Contoh lainnya adalah banjir bandang di Garut. Sekretaris Daerah (Sekda) Kabupaten Garut, Nurdin Yana mengatakan bencana banjir bandang yang terjadi di wilayah Kecamatan Sukaresmi, Kabupaten Garut, Jawa Barat, salah satu pemicunya adalah kerusakan kawasan hutan. Dengan kondisi tersebut, menurutnya perlu dilakukan reboisasi. "Ada penggundulan di situ (kawasan hutan), mau tidak mau harus dilakukan reboisasi, termasuk nanti penetapan tata letak betul, harus dengan kajian lingkungan. (bukan hanya di bagian hulu) sebetulnya di bawah juga ada yang rusak, akumulasi. Tapi poinnya adalah bagaimana kita menumbuhkan kembali (pohon tegakan), poinnya di situ," kata Nurdin, (merdeka.com, 08/11/2021).

Fakta ini menunjukkan kepada kita bagaimana kejamnya para kapital. Mereka tidak segan melakukan perusakan hutan demi keuntungan pribadi semata. Tidak peduli pada dampak jangka panjang yang ditimbulkan. Pada akhirnya, masyarakat bawah lah yang paling merasakan kesengsaraan. Bencana alam seperti banjir dan tanah longsor bisa menyebabkan kerugian yang besar, baik materi maupun korban jiwa. Kerugian ini tidak mungkin menimpa para kapital yang bersekongkol merusak hutan, melainkan menimpa rakyat kecil yang hidup disekitar hutan tersebut. Lebih jauh lagi, kerusakan hutan global akhirnya akan merubah iklim dan menghancurkan bumi secara perlahan-lahan. 

Pemikiran kapitalis melihat kekayaan alam dapat dimanfaatkan sebagai pemenuh kebutuhan modal. Para kapitalis memiliki ketergantugan atas sumber daya alam dengan melakukan pembebasan lahan, pertambangan, pemukiman, dan lainnya demi mendapatkan keuntungan sebesar-besarnya. Bahkan hutan dijadikan komoditi dalam memajukan ekonomi nasional.

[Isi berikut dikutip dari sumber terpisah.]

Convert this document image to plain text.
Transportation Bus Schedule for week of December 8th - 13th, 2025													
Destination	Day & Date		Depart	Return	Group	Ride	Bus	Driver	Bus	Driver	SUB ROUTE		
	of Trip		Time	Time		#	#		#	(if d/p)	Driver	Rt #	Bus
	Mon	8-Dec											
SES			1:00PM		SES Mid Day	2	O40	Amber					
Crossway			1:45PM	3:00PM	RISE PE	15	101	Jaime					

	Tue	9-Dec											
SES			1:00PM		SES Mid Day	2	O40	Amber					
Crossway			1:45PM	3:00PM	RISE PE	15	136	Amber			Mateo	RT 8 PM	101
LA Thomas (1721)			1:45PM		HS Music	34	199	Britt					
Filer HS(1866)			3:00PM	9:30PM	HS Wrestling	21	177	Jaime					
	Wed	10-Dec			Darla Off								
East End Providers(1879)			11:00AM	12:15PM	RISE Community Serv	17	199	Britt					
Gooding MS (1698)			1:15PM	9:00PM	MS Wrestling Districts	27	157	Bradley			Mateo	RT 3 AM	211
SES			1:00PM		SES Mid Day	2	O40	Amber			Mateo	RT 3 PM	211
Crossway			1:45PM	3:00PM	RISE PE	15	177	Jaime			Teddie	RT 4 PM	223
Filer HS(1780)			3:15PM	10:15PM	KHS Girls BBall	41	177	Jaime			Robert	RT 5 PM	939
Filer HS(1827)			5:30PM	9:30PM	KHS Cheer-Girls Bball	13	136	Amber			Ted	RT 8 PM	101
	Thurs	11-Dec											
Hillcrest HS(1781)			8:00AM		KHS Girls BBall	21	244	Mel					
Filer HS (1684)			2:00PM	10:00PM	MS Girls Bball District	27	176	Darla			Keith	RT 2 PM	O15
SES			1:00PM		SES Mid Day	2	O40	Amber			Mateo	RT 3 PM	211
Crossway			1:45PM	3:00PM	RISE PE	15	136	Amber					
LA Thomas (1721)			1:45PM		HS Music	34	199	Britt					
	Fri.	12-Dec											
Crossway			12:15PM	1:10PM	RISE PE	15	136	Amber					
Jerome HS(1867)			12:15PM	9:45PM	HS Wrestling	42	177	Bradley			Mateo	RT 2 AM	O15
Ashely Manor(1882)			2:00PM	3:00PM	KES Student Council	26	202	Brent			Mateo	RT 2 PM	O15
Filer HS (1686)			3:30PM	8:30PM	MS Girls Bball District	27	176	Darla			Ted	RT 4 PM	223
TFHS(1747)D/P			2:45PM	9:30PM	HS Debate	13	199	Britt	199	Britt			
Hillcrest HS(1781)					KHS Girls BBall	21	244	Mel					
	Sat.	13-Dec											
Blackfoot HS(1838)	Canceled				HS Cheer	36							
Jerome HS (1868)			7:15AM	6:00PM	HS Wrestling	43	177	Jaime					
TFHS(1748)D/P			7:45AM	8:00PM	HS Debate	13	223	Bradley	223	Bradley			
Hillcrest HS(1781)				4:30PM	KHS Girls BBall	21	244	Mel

Pertumbuhan ekonomi juga memberi peran sehingga mendorong manusia melakukan eksploitasi hutan tanpa memperhatikan kelestarian hutan dalam jangka panjang.

Inilah keniscayaan dalam sistem kapitalisme. Suatu sistem dimana segala sesuatu diukur dengan pertimbangan untung rugi secara materi. Sistem yang memungkinkan segelintir kaum pemilik modal memonopoli perekonomian dan mampu mengeksploitasi alam sekehendak mereka. Sistem yang menyengsarakan ini harus kita tinggalkan. Saatnya kita segera beralih kepada sistem yang lebih baik dan sempurna yaitu islam. 

Dalam sistem islam, tidak akan terjadi eksploitasi alam secara besar-besaran dan sembarangan. Semua kebijakan dilakukan bukan demi keuntungan materi dan segelintir golongan belaka. Sebab sistem islam bertumpu pada rasa keimanan dan ketaqwaan kepada Allah SWT. Seandainya hanya sistem islam yang diterapkan diatas muka bumi, maka niscaya Allah akan senantiasa menurunkan keberkahan dan tidak akan mendatangkan bencana bagi manusia. Sebagaimana firman Allah dalam surat Al A'raf ayat 96,
"Dan sekiranya penduduk negeri beriman dan bertakwa, pasti Kami akan melimpahkan kepada mereka berkah dari langit dan bumi, tetapi ternyata mereka mendustakan (ayat-ayat Kami), maka Kami siksa mereka sesuai dengan apa yang telah mereka kerjakan" (TQS. Al A'raf : 96).